Стюардесса по имени Жанна с мягкой мятой улыбкой проплывала по позабывшему про неё салону, невидящими глазами глядя сквозь двух радужных мальчишек: ей было слишком не до них, она, отправляя одно плотно запечатанное письмо за другим, долгими ночами мечтала о спасающей прививке от несовершенства своего собственного одинокого мирка.
Адрес на тех конвертах всегда стоял один и тот же: «на Северный Полюс. Туда, где живёт Санта Клаус».

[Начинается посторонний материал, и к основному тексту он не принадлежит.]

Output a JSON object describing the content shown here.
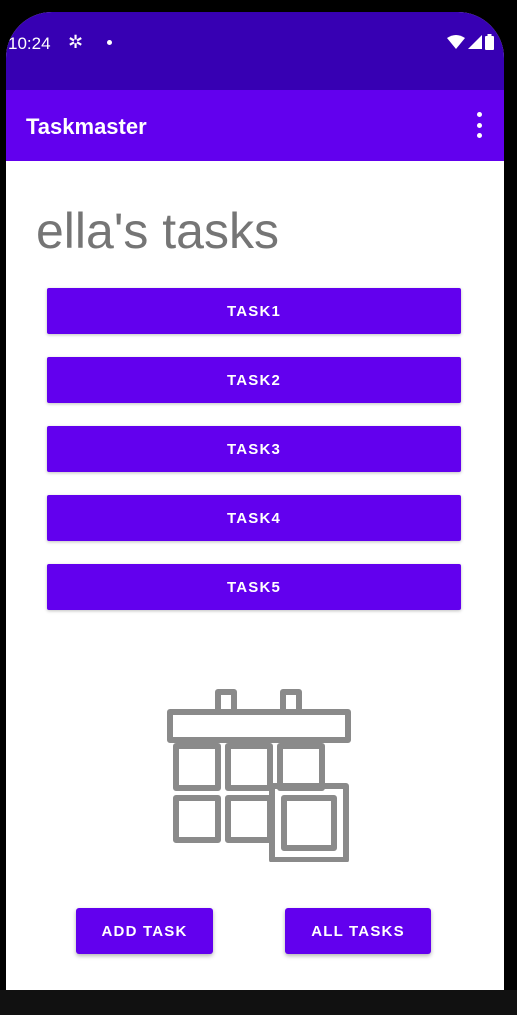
{
  "status_bar": {
    "time": "10:24",
    "settings_icon": "gear-icon",
    "notification_dot": "dot-icon",
    "wifi_icon": "wifi-icon",
    "signal_icon": "signal-icon",
    "battery_icon": "battery-icon"
  },
  "app_bar": {
    "title": "Taskmaster",
    "menu_icon": "overflow-menu-icon"
  },
  "main": {
    "heading": "ella's tasks",
    "tasks": [
      {
        "label": "TASK1"
      },
      {
        "label": "TASK2"
      },
      {
        "label": "TASK3"
      },
      {
        "label": "TASK4"
      },
      {
        "label": "TASK5"
      }
    ],
    "illustration_icon": "calendar-grid-icon"
  },
  "actions": {
    "add_task_label": "ADD TASK",
    "all_tasks_label": "ALL TASKS"
  },
  "colors": {
    "status_bar": "#3700b3",
    "primary": "#6200ee",
    "heading_text": "#757575"
  }
}
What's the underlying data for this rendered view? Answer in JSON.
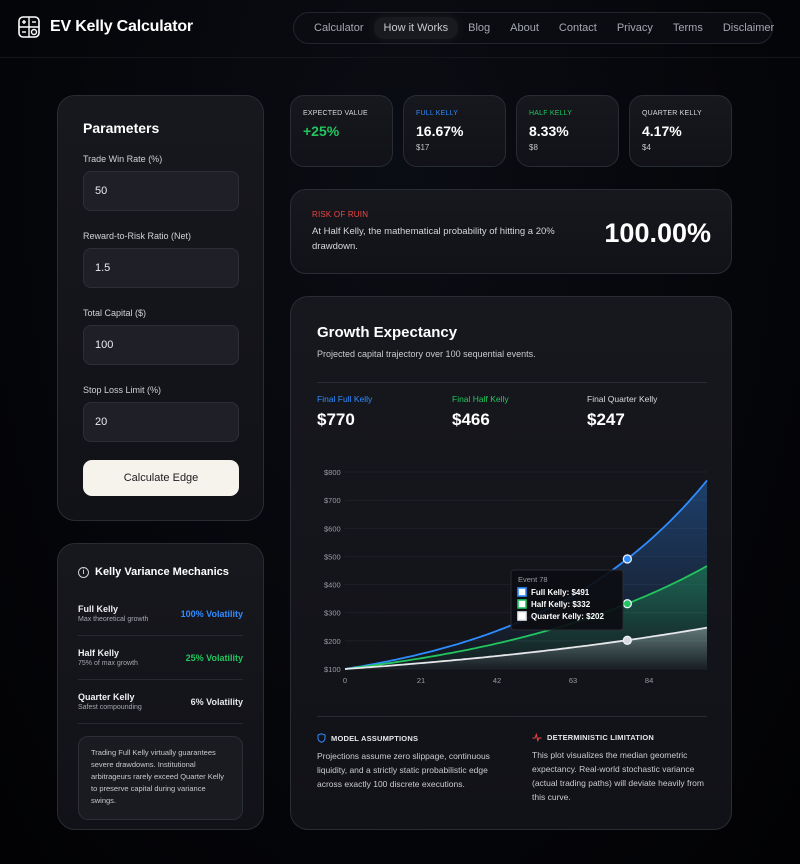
{
  "app": {
    "title": "EV Kelly Calculator",
    "logo_icon": "calculator-icon"
  },
  "nav": {
    "items": [
      {
        "label": "Calculator",
        "active": false
      },
      {
        "label": "How it Works",
        "active": true
      },
      {
        "label": "Blog",
        "active": false
      },
      {
        "label": "About",
        "active": false
      },
      {
        "label": "Contact",
        "active": false
      },
      {
        "label": "Privacy",
        "active": false
      },
      {
        "label": "Terms",
        "active": false
      },
      {
        "label": "Disclaimer",
        "active": false
      }
    ]
  },
  "parameters": {
    "title": "Parameters",
    "fields": [
      {
        "label": "Trade Win Rate (%)",
        "value": "50"
      },
      {
        "label": "Reward-to-Risk Ratio (Net)",
        "value": "1.5"
      },
      {
        "label": "Total Capital ($)",
        "value": "100"
      },
      {
        "label": "Stop Loss Limit (%)",
        "value": "20"
      }
    ],
    "button_label": "Calculate Edge"
  },
  "variance": {
    "title": "Kelly Variance Mechanics",
    "rows": [
      {
        "name": "Full Kelly",
        "sub": "Max theoretical growth",
        "value": "100% Volatility",
        "color": "#2f8cff"
      },
      {
        "name": "Half Kelly",
        "sub": "75% of max growth",
        "value": "25% Volatility",
        "color": "#22c55e"
      },
      {
        "name": "Quarter Kelly",
        "sub": "Safest compounding",
        "value": "6% Volatility",
        "color": "#e6e7eb"
      }
    ],
    "note": "Trading Full Kelly virtually guarantees severe drawdowns. Institutional arbitrageurs rarely exceed Quarter Kelly to preserve capital during variance swings."
  },
  "stats": [
    {
      "label": "EXPECTED VALUE",
      "value": "+25%",
      "sub": "",
      "label_color": "#d8d9de",
      "value_color": "#22c55e"
    },
    {
      "label": "FULL KELLY",
      "value": "16.67%",
      "sub": "$17",
      "label_color": "#2f8cff",
      "value_color": "#ffffff"
    },
    {
      "label": "HALF KELLY",
      "value": "8.33%",
      "sub": "$8",
      "label_color": "#22c55e",
      "value_color": "#ffffff"
    },
    {
      "label": "QUARTER KELLY",
      "value": "4.17%",
      "sub": "$4",
      "label_color": "#d8d9de",
      "value_color": "#ffffff"
    }
  ],
  "risk": {
    "label": "RISK OF RUIN",
    "text": "At Half Kelly, the mathematical probability of hitting a 20% drawdown.",
    "value": "100.00%"
  },
  "growth": {
    "title": "Growth Expectancy",
    "subtitle": "Projected capital trajectory over 100 sequential events.",
    "finals": [
      {
        "label": "Final Full Kelly",
        "value": "$770",
        "color": "#2f8cff"
      },
      {
        "label": "Final Half Kelly",
        "value": "$466",
        "color": "#22c55e"
      },
      {
        "label": "Final Quarter Kelly",
        "value": "$247",
        "color": "#d8d9de"
      }
    ],
    "notes": [
      {
        "icon": "shield-icon",
        "title": "MODEL ASSUMPTIONS",
        "text": "Projections assume zero slippage, continuous liquidity, and a strictly static probabilistic edge across exactly 100 discrete executions.",
        "icon_color": "#2f8cff"
      },
      {
        "icon": "pulse-icon",
        "title": "DETERMINISTIC LIMITATION",
        "text": "This plot visualizes the median geometric expectancy. Real-world stochastic variance (actual trading paths) will deviate heavily from this curve.",
        "icon_color": "#ef4444"
      }
    ]
  },
  "chart_data": {
    "type": "area",
    "x_ticks": [
      0,
      21,
      42,
      63,
      84
    ],
    "y_ticks": [
      "$100",
      "$200",
      "$300",
      "$400",
      "$500",
      "$600",
      "$700",
      "$800"
    ],
    "xlim": [
      0,
      100
    ],
    "ylim": [
      100,
      800
    ],
    "grid": true,
    "series": [
      {
        "name": "Full Kelly",
        "color": "#2f8cff",
        "start": 100,
        "end": 770
      },
      {
        "name": "Half Kelly",
        "color": "#22c55e",
        "start": 100,
        "end": 466
      },
      {
        "name": "Quarter Kelly",
        "color": "#e6e7eb",
        "start": 100,
        "end": 247
      }
    ],
    "tooltip": {
      "title": "Event 78",
      "x": 78,
      "items": [
        {
          "label": "Full Kelly: $491",
          "value": 491,
          "color": "#2f8cff"
        },
        {
          "label": "Half Kelly: $332",
          "value": 332,
          "color": "#22c55e"
        },
        {
          "label": "Quarter Kelly: $202",
          "value": 202,
          "color": "#e6e7eb"
        }
      ]
    }
  }
}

Бабушка, извечно путающая неприветливые места, под утро задремала, прижав к груди банку с чайным грибом, выращенным из настойки шиповника и небольшого количества тоже по-своему живой — зелёно-синей, будто всё тот же планетный шар — плесени. Негритянский мальчишка ушёл в пургу, хлопнув дверцей старенькой потрескавшейся лавки по изготовлению никому особенно не нужного кинцуги, а дед в чёрных очках, раскрывая конфеты в гротескных фантиках, пускал в чашку с чаем шоколадные пузыри, грустя и грустя о своём старом, так никогда больше и не возвратившемся, беспросветно ускользнувшем.
Люди странного сухопутья всё ещё жили, хоть души их и полнились вязкой тоской, а Мишель…
Мишель тонул.
С головой.
В бело-чёрном штормующем океане и соли поднявшейся с серного дна иглистой рыбы-луны.
— Мишель… Послушай меня, пожалуйста… Господи… просто послушай, ладно? Тебе даже не нужно ничего сейчас говорить. Если ты только разрешишь — я просто…
Сиденье снова обречённо скрипнуло, пальцы коснулись покорного острого подбородка, глаза столкнулись с глазами, а в кармане зазвенел айфон — тихо, настойчиво, немелодично, со всей той кровью по лицу, что пробивается порой сквозь поры, когда выдуваешь последнюю в мире «ля».
Мишель, отвечать не хотящий, но повязанный, самому себе обещавший и чёрт поймёшь кому, но должный, дрогнул, потянулся ломкими скулящими пальцами к изнывающему карману…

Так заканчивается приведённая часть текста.